On St. Thomas's day (6 October) in 906, Himerios scored his first victory over the Arabs, and it was probably then that he was awarded the high state office of logothetēs tou dromou (effectively foreign minister). Another victory followed in 909, and in the next year, he led an expedition on the Syrian coast: Laodicea was sacked, its hinterland plundered, and many prisoners captured, with minimal losses. At the same time, Himerios also landed on Cyprus, which for centuries had been demilitarized as a condominium with the caliphate. The recovery of the island was temporary only, as in 911 or 912, Damian of Tarsus assaulted Cyprus. Eventually, the previous status quo was restored.

In the autumn of 911, Himerios had set out on a new attempt to retake Crete.
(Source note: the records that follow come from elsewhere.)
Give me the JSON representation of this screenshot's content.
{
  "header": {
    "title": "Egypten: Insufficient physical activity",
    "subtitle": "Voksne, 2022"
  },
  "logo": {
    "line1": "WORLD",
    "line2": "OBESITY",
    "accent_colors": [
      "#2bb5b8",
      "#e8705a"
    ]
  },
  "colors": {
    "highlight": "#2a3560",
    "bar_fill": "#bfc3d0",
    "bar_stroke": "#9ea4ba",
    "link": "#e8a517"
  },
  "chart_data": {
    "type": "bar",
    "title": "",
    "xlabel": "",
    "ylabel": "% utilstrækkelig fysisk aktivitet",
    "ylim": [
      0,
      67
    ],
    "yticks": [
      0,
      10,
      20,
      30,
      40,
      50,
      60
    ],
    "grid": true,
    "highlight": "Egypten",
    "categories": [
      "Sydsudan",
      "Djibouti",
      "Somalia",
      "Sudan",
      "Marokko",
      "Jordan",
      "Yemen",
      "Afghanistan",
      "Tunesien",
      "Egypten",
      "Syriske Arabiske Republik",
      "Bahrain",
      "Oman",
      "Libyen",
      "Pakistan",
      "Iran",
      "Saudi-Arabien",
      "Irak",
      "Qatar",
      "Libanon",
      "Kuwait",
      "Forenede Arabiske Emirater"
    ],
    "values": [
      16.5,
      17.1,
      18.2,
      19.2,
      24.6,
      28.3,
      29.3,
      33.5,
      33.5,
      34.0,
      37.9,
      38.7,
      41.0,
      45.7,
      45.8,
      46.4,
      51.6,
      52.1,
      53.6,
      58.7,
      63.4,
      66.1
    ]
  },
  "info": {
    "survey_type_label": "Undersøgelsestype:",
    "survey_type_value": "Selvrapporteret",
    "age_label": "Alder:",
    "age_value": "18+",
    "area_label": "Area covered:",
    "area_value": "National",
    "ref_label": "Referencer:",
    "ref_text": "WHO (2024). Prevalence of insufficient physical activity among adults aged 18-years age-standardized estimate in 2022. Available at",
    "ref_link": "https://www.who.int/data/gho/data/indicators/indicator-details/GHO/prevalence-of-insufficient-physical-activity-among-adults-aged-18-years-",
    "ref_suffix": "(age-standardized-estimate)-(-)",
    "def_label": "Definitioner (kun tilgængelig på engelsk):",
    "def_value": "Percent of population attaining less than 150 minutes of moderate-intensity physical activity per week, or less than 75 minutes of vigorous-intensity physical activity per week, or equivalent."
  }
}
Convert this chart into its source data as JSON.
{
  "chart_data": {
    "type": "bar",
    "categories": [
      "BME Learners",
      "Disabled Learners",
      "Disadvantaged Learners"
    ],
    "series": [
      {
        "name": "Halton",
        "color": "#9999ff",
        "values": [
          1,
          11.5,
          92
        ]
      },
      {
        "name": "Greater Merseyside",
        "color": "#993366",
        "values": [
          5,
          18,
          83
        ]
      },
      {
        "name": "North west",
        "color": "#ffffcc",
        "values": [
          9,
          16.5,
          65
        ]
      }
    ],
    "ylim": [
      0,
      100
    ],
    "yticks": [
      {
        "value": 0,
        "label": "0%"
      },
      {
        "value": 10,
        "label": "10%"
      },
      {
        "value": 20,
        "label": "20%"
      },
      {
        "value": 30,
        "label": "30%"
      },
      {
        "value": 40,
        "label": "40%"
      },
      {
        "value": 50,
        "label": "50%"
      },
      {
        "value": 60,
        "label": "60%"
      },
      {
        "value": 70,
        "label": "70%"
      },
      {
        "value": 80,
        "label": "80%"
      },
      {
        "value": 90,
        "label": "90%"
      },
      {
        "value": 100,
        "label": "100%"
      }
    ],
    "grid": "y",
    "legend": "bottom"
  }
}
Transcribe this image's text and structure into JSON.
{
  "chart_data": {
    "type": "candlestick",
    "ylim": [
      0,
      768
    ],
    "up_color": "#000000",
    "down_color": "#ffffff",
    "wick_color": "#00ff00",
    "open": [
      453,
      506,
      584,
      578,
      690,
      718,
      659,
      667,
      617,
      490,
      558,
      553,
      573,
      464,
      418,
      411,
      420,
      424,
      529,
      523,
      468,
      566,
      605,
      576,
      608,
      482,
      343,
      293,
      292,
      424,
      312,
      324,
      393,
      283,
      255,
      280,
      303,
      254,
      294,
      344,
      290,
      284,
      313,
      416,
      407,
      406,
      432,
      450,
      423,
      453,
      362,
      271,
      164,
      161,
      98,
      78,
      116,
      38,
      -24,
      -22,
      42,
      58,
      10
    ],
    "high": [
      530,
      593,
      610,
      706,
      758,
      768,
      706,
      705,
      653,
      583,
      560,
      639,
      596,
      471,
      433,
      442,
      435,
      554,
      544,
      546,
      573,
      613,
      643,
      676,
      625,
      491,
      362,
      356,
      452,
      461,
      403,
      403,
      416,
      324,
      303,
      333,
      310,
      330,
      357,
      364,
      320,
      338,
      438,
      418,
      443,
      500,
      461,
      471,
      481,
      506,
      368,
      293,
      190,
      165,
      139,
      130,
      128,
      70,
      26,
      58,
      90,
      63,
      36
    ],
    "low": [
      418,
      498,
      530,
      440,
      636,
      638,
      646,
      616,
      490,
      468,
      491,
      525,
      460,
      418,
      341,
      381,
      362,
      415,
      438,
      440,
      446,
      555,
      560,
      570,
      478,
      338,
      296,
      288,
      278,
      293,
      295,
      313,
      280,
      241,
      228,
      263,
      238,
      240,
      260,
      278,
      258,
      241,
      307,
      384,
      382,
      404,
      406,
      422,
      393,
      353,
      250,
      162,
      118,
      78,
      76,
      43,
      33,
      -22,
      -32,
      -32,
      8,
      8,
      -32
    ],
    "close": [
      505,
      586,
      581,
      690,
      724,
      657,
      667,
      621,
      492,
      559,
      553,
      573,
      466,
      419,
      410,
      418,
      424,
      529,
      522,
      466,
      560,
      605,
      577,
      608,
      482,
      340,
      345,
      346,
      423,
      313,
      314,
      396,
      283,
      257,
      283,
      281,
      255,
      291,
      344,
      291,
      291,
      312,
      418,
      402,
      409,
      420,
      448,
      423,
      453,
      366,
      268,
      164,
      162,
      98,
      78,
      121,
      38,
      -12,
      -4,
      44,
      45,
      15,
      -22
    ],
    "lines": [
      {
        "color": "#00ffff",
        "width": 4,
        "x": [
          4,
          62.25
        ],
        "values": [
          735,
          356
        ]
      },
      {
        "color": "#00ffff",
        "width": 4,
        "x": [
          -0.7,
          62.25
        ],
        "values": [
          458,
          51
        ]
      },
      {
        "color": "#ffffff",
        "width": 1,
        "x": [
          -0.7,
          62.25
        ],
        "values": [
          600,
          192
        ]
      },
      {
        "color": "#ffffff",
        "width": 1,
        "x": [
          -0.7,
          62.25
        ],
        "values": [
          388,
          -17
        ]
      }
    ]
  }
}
He commanded a fleet of 177 dromons with 43,000 men, and set the island's capital, Chandax, under siege. The siege had lasted for six months, when news arrived from Constantinople that the Emperor was ill and dying. Consequently, Himerios abandoned the fruitless siege and set sail for the capital. However, as his fleet was rounding Chios, they fell into a Saracen ambush set by Leo of Tripoli and Damian of Tarsus (April 912). The Byzantines were annihilated, and Himerios himself narrowly escaped. Following this defeat and the death of Emperor Leo, he was dismissed by the new emperor, Alexander (r. 912–913), and exiled to the monastery of Kamba, where he died six months later.